Journey to the Roots of America

© Carsten Bockermann

…that this nation, under God, shall have a new birth of freedom; and that government of the people, by the people, for the people, shall not perish from the Earth. In the throes of the American civil war, President Abraham Lincoln gave his Gettysburg Address in 1863, a speech that still resonates in the hearts and minds of Americans today. This country founded on the fundamental principal of freedom is best illustrated by its Far West. While the United States’ 50 states all have their own wildly different personalities, the big skies and sweeping spaces of Montana, Arizona, Nevada and Texas are indisputably some of the best known. The America of westerns and gold rushes. The America of John Steinbeck’s The Grapes of Wrath and Legends of the Fall by Jim Harrison. The America of rodeos and Native American reserves. Route 66 and national parks. Hard-working men and women, the early pioneers of a brand-new nation. Deep in the heart of this wild, raw, dust bowl country, the roots of America rise above the surface. 

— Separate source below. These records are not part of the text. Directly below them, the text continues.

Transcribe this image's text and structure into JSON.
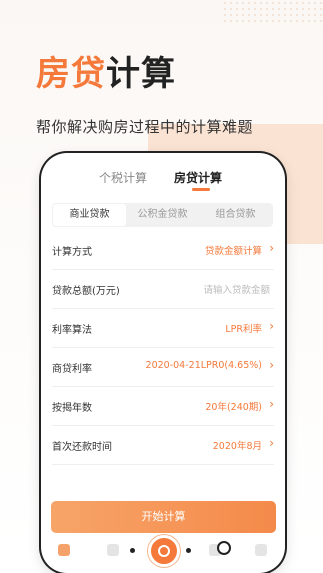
{
  "hero": {
    "title_accent": "房贷",
    "title_rest": "计算",
    "subtitle": "帮你解决购房过程中的计算难题"
  },
  "tabs": [
    {
      "label": "个税计算",
      "active": false
    },
    {
      "label": "房贷计算",
      "active": true
    }
  ],
  "loan_types": [
    {
      "label": "商业贷款",
      "active": true
    },
    {
      "label": "公积金贷款",
      "active": false
    },
    {
      "label": "组合贷款",
      "active": false
    }
  ],
  "form": {
    "calc_method": {
      "label": "计算方式",
      "value": "贷款金额计算"
    },
    "total_loan": {
      "label": "贷款总额(万元)",
      "placeholder": "请输入贷款金额"
    },
    "rate_method": {
      "label": "利率算法",
      "value": "LPR利率"
    },
    "commercial_rate": {
      "label": "商贷利率",
      "value": "2020-04-21LPR0(4.65%)"
    },
    "years": {
      "label": "按揭年数",
      "value": "20年(240期)"
    },
    "first_repay": {
      "label": "首次还款时间",
      "value": "2020年8月"
    }
  },
  "calc_button": "开始计算",
  "colors": {
    "accent": "#f4793a",
    "deco": "#fbe3d3"
  },
  "bottom_nav_icons": [
    "home-icon",
    "tool-icon",
    "calculator-fab-icon",
    "ring-icon",
    "profile-icon"
  ]
}
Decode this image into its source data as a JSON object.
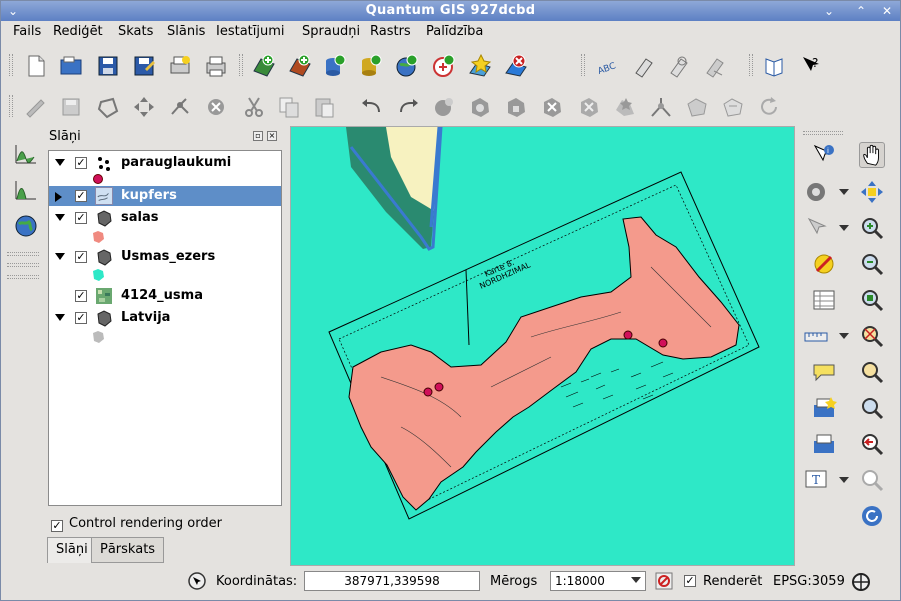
{
  "window": {
    "title": "Quantum GIS 927dcbd"
  },
  "menu": [
    "Fails",
    "Rediģēt",
    "Skats",
    "Slānis",
    "Iestatījumi",
    "Spraudņi",
    "Rastrs",
    "Palīdzība"
  ],
  "panel": {
    "title": "Slāņi",
    "layers": [
      {
        "name": "parauglaukumi",
        "checked": true,
        "expanded": true,
        "legend_color": "#d0105a",
        "icon": "points-icon"
      },
      {
        "name": "kupfers",
        "checked": true,
        "expanded": false,
        "selected": true,
        "icon": "raster-scan-icon"
      },
      {
        "name": "salas",
        "checked": true,
        "expanded": true,
        "legend_color": "#f08a80",
        "icon": "polygon-icon"
      },
      {
        "name": "Usmas_ezers",
        "checked": true,
        "expanded": true,
        "legend_color": "#2ee8c7",
        "icon": "polygon-icon"
      },
      {
        "name": "4124_usma",
        "checked": true,
        "expanded": false,
        "icon": "raster-icon"
      },
      {
        "name": "Latvija",
        "checked": true,
        "expanded": true,
        "legend_color": "#bbbbbb",
        "icon": "polygon-icon"
      }
    ],
    "control_render_label": "Control rendering order",
    "tabs": [
      "Slāņi",
      "Pārskats"
    ]
  },
  "map": {
    "background": "#2ee8c7",
    "island_color": "#f49a8c",
    "scan_text_1": "Karte 8.",
    "scan_text_2": "NORDHZIMAL"
  },
  "status": {
    "coords_label": "Koordinātas:",
    "coords_value": "387971,339598",
    "scale_label": "Mērogs",
    "scale_value": "1:18000",
    "render_label": "Renderēt",
    "epsg": "EPSG:3059"
  }
}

A world that master of colour photography, legendary National Geographic contributor and Minneapolis (Minnesota) local William Albert Allard wanted to immortalise. Through his wanderings, he explored a country as vast as it is beautiful, a place forever caught in the eternal dance between light and shadow. The country’s locals and horizons bring scenes to life in which the unique atmospheres of the many different localities shine through, like something straight off a film set. Ambiances and atmospheres that have haunted and fascinated our collective unconscious for nearly a century now. One cannot be pessimistic about the West, wrote Wallace Stegner, known as “the dean of Western Writers”, and winner of the Pulitzer Prize in 1972. This is the native home of hope. When it fully learns that cooperation, not rugged individualism, is the quality that most characterizes and preserves it, then it will have achieved itself and outlived its origins. Then it has a chance to create a society to match its scenery.

For more than 50 years now, William Albert Allard (born in 1937) has played a crucial role in the history of photojournalism. He pays tribute to his native soil and each of his perfectly-composed photographs has a story to tell: a rider gazing out over a prairie, the lanky stretch of a cowboy playing pool, the light in a teenager’s eyes, snapped in a field. Despite their differences, these characters come together in a harmonious symphony, all sharing the same ease of men who know how to take the time to live.